Présidentielle 2025 : les membres du conseil constitutionnel peuvent-ils statuer le 27 octobre ?
Une plainte inédite dans l’histoire institutionnelle du Cameroun
Le 6 novembre 2024, le Mouvement pour la Renaissance du Cameroun (MRC), représenté par le Collectif Sylvain Souop, a déposé une plainte avec constitution de partie civile contre trois membres du Conseil constitutionnel : Clément Atangana (président), Adolphe Minkoa She et Emmanuel Bonde. Cette démarche judiciaire, rare dans le paysage politique camerounais, repose sur des accusations d’« actes d’indignité » et d’« incompatibilité » dans l’exercice de leurs fonctions, en lien avec leur rôle dans le processus électoral.
Une procédure encore en phase préliminaire
La plainte a été déposée devant le Tribunal de Première Instance de Yaoundé – Centre administratif. Le 7 février 2025, la juge Aissatou Adamou a rendu une ordonnance, bien qu’elle ne soit pas encore enregistrée officiellement. Depuis le 25 février, la Cour d’appel est saisie pour statuer sur la recevabilité de la plainte dans un délai de 30 jours. Il ne s’agit donc pas encore de poursuites pénales formelles, mais d’une procédure qui pourrait déboucher sur une instruction judiciaire.

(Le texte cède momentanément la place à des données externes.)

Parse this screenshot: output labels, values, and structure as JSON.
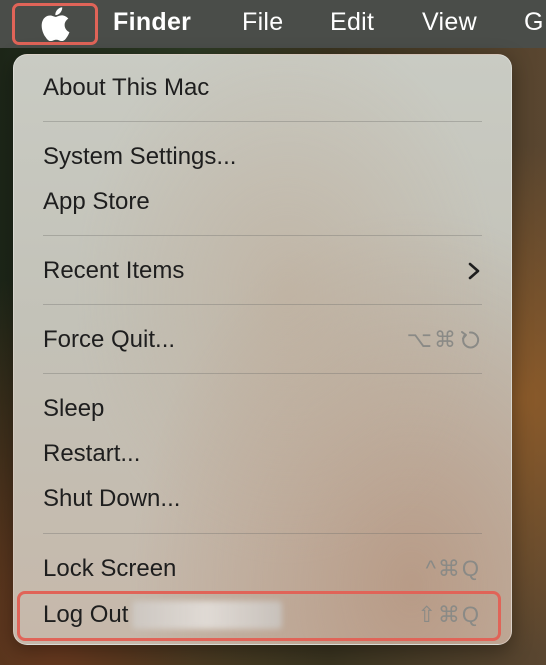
{
  "menubar": {
    "apple_icon": "apple-logo-icon",
    "items": [
      "Finder",
      "File",
      "Edit",
      "View",
      "G"
    ]
  },
  "menu": {
    "about": "About This Mac",
    "system_settings": "System Settings...",
    "app_store": "App Store",
    "recent_items": "Recent Items",
    "force_quit": "Force Quit...",
    "force_quit_shortcut": "⌥⌘",
    "sleep": "Sleep",
    "restart": "Restart...",
    "shut_down": "Shut Down...",
    "lock_screen": "Lock Screen",
    "lock_screen_shortcut": "^⌘Q",
    "log_out": "Log Out",
    "log_out_shortcut": "⇧⌘Q"
  },
  "colors": {
    "highlight": "#e06458",
    "menubar": "#4a4d49"
  }
}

Le Conseil constitutionnel au cœur du contentieux électoral
Cette affaire intervient dans un contexte particulièrement sensible : celui du contentieux électoral lié à la présidentielle du 12 octobre 2025. Plusieurs candidats, dont Cabral Libii, Joshua Osih et Martine Belolo Essono, ont déposé des recours contestant la régularité du scrutin. Le Conseil constitutionnel, garant de la transparence électorale, se retrouve ainsi sous les projecteurs, non seulement pour ses décisions, mais aussi pour la légitimité de ses membres.

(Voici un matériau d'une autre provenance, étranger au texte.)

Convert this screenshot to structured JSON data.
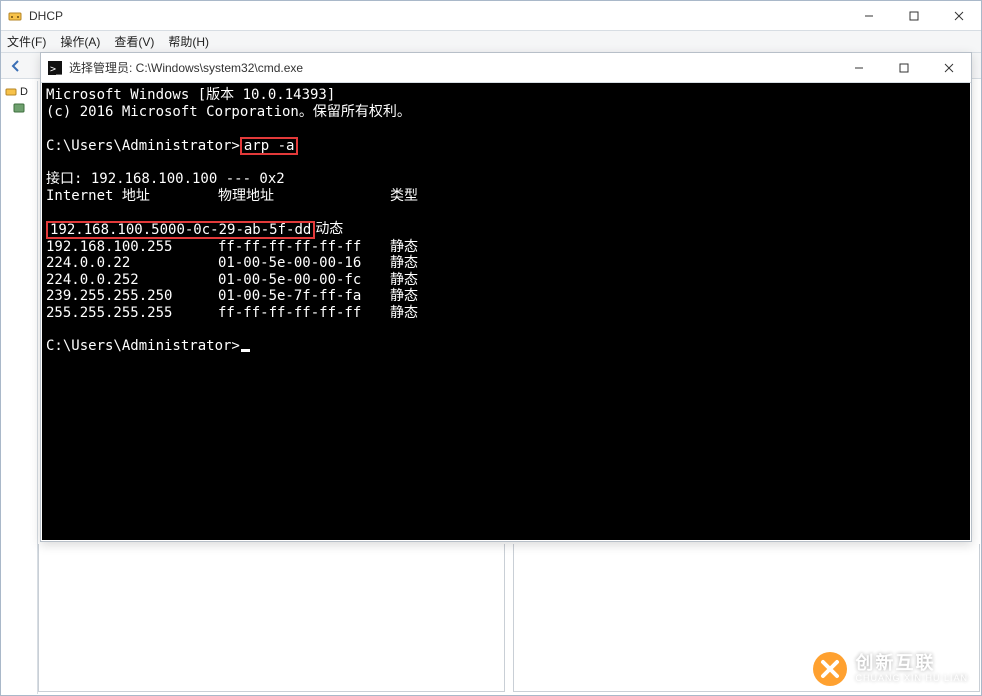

Que dit la Constitution sur les incompatibilités ?
La Constitution camerounaise, en son article 51, précise que les membres du Conseil constitutionnel doivent être choisis parmi les personnalités reconnues pour leur compétence, leur probité et leur intégrité. Elle stipule également que « les fonctions de membre du Conseil constitutionnel sont incompatibles avec toute autre fonction publique ou privée, élective ou non ». Cette disposition vise à garantir l’indépendance et la neutralité de l’institution.

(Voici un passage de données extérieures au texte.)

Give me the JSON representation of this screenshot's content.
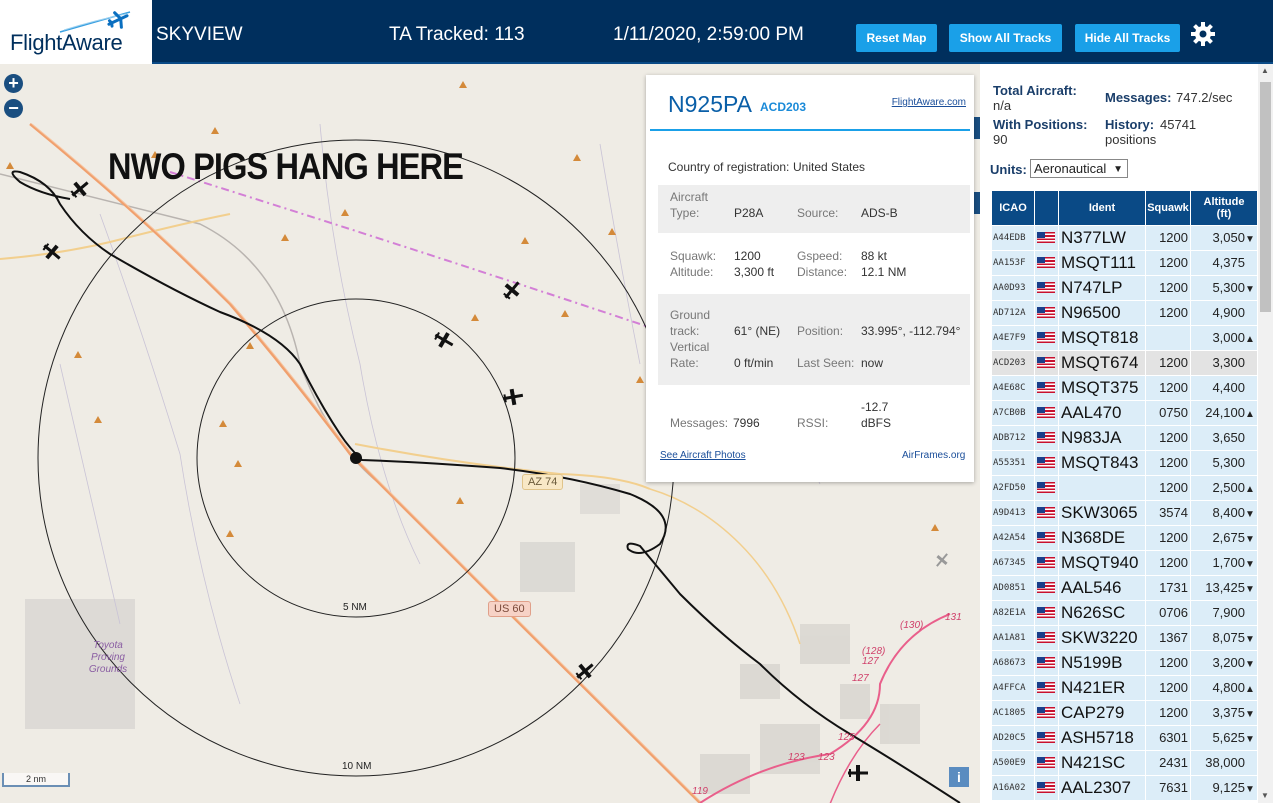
{
  "header": {
    "logo_text": "FlightAware",
    "app_name": "SKYVIEW",
    "ta_tracked": "TA Tracked: 113",
    "datetime": "1/11/2020, 2:59:00 PM",
    "reset_map": "Reset Map",
    "show_all_tracks": "Show All Tracks",
    "hide_all_tracks": "Hide All Tracks"
  },
  "map": {
    "zoom_in": "+",
    "zoom_out": "−",
    "annotation": "NWO PIGS HANG HERE",
    "ring_5": "5 NM",
    "ring_10": "10 NM",
    "road_az74": "AZ 74",
    "road_us60": "US 60",
    "place_label": "Toyota Proving Grounds",
    "scale": "2 nm",
    "info": "i",
    "road_nums": [
      "131",
      "(130)",
      "(128)",
      "127",
      "127",
      "125",
      "123",
      "123",
      "119"
    ]
  },
  "popup": {
    "registration": "N925PA",
    "ident": "ACD203",
    "fa_link": "FlightAware.com",
    "country_label": "Country of registration:",
    "country": "United States",
    "aircraft_type_label": "Aircraft Type:",
    "aircraft_type": "P28A",
    "source_label": "Source:",
    "source": "ADS-B",
    "squawk_label": "Squawk:",
    "squawk": "1200",
    "gspeed_label": "Gspeed:",
    "gspeed": "88 kt",
    "altitude_label": "Altitude:",
    "altitude": "3,300 ft",
    "distance_label": "Distance:",
    "distance": "12.1 NM",
    "ground_track_label": "Ground track:",
    "ground_track": "61° (NE)",
    "position_label": "Position:",
    "position": "33.995°, -112.794°",
    "vertical_rate_label": "Vertical Rate:",
    "vertical_rate": "0 ft/min",
    "last_seen_label": "Last Seen:",
    "last_seen": "now",
    "messages_label": "Messages:",
    "messages": "7996",
    "rssi_label": "RSSI:",
    "rssi": "-12.7 dBFS",
    "photos_link": "See Aircraft Photos",
    "airframes_link": "AirFrames.org"
  },
  "side": {
    "total_aircraft_label": "Total Aircraft:",
    "total_aircraft": "n/a",
    "messages_label": "Messages:",
    "messages": "747.2/sec",
    "with_positions_label": "With Positions:",
    "with_positions": "90",
    "history_label": "History:",
    "history": "45741 positions",
    "units_label": "Units:",
    "units_value": "Aeronautical",
    "columns": [
      "ICAO",
      "Ident",
      "Squawk",
      "Altitude (ft)"
    ],
    "rows": [
      {
        "icao": "A44EDB",
        "ident": "N377LW",
        "squawk": "1200",
        "alt": "3,050",
        "trend": "▼"
      },
      {
        "icao": "AA153F",
        "ident": "MSQT111",
        "squawk": "1200",
        "alt": "4,375",
        "trend": ""
      },
      {
        "icao": "AA0D93",
        "ident": "N747LP",
        "squawk": "1200",
        "alt": "5,300",
        "trend": "▼"
      },
      {
        "icao": "AD712A",
        "ident": "N96500",
        "squawk": "1200",
        "alt": "4,900",
        "trend": ""
      },
      {
        "icao": "A4E7F9",
        "ident": "MSQT818",
        "squawk": "",
        "alt": "3,000",
        "trend": "▲"
      },
      {
        "icao": "ACD203",
        "ident": "MSQT674",
        "squawk": "1200",
        "alt": "3,300",
        "trend": ""
      },
      {
        "icao": "A4E68C",
        "ident": "MSQT375",
        "squawk": "1200",
        "alt": "4,400",
        "trend": ""
      },
      {
        "icao": "A7CB0B",
        "ident": "AAL470",
        "squawk": "0750",
        "alt": "24,100",
        "trend": "▲"
      },
      {
        "icao": "ADB712",
        "ident": "N983JA",
        "squawk": "1200",
        "alt": "3,650",
        "trend": ""
      },
      {
        "icao": "A55351",
        "ident": "MSQT843",
        "squawk": "1200",
        "alt": "5,300",
        "trend": ""
      },
      {
        "icao": "A2FD50",
        "ident": "",
        "squawk": "1200",
        "alt": "2,500",
        "trend": "▲"
      },
      {
        "icao": "A9D413",
        "ident": "SKW3065",
        "squawk": "3574",
        "alt": "8,400",
        "trend": "▼"
      },
      {
        "icao": "A42A54",
        "ident": "N368DE",
        "squawk": "1200",
        "alt": "2,675",
        "trend": "▼"
      },
      {
        "icao": "A67345",
        "ident": "MSQT940",
        "squawk": "1200",
        "alt": "1,700",
        "trend": "▼"
      },
      {
        "icao": "AD0851",
        "ident": "AAL546",
        "squawk": "1731",
        "alt": "13,425",
        "trend": "▼"
      },
      {
        "icao": "A82E1A",
        "ident": "N626SC",
        "squawk": "0706",
        "alt": "7,900",
        "trend": ""
      },
      {
        "icao": "AA1A81",
        "ident": "SKW3220",
        "squawk": "1367",
        "alt": "8,075",
        "trend": "▼"
      },
      {
        "icao": "A68673",
        "ident": "N5199B",
        "squawk": "1200",
        "alt": "3,200",
        "trend": "▼"
      },
      {
        "icao": "A4FFCA",
        "ident": "N421ER",
        "squawk": "1200",
        "alt": "4,800",
        "trend": "▲"
      },
      {
        "icao": "AC1805",
        "ident": "CAP279",
        "squawk": "1200",
        "alt": "3,375",
        "trend": "▼"
      },
      {
        "icao": "AD20C5",
        "ident": "ASH5718",
        "squawk": "6301",
        "alt": "5,625",
        "trend": "▼"
      },
      {
        "icao": "A500E9",
        "ident": "N421SC",
        "squawk": "2431",
        "alt": "38,000",
        "trend": ""
      },
      {
        "icao": "A16A02",
        "ident": "AAL2307",
        "squawk": "7631",
        "alt": "9,125",
        "trend": "▼"
      }
    ]
  },
  "colors": {
    "header_bg": "#002f5d",
    "button": "#1aa0e8",
    "table_header": "#0a4a86",
    "row_bg": "#dcedf8"
  }
}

Le rôle du Conseil constitutionnel dans la vie politique
Créé en 1996, le Conseil constitutionnel est chargé de veiller à la régularité des élections, de statuer sur les recours et de proclamer les résultats définitifs. Il joue également un rôle dans le contrôle de constitutionnalité des lois. Sa composition, ses pouvoirs et ses limites sont définis par la Loi n°2004/005 du 21 avril 2004 fixant l’organisation et le fonctionnement du Conseil constitutionnel.
Les accusations d’incompatibilité : quels fondements ?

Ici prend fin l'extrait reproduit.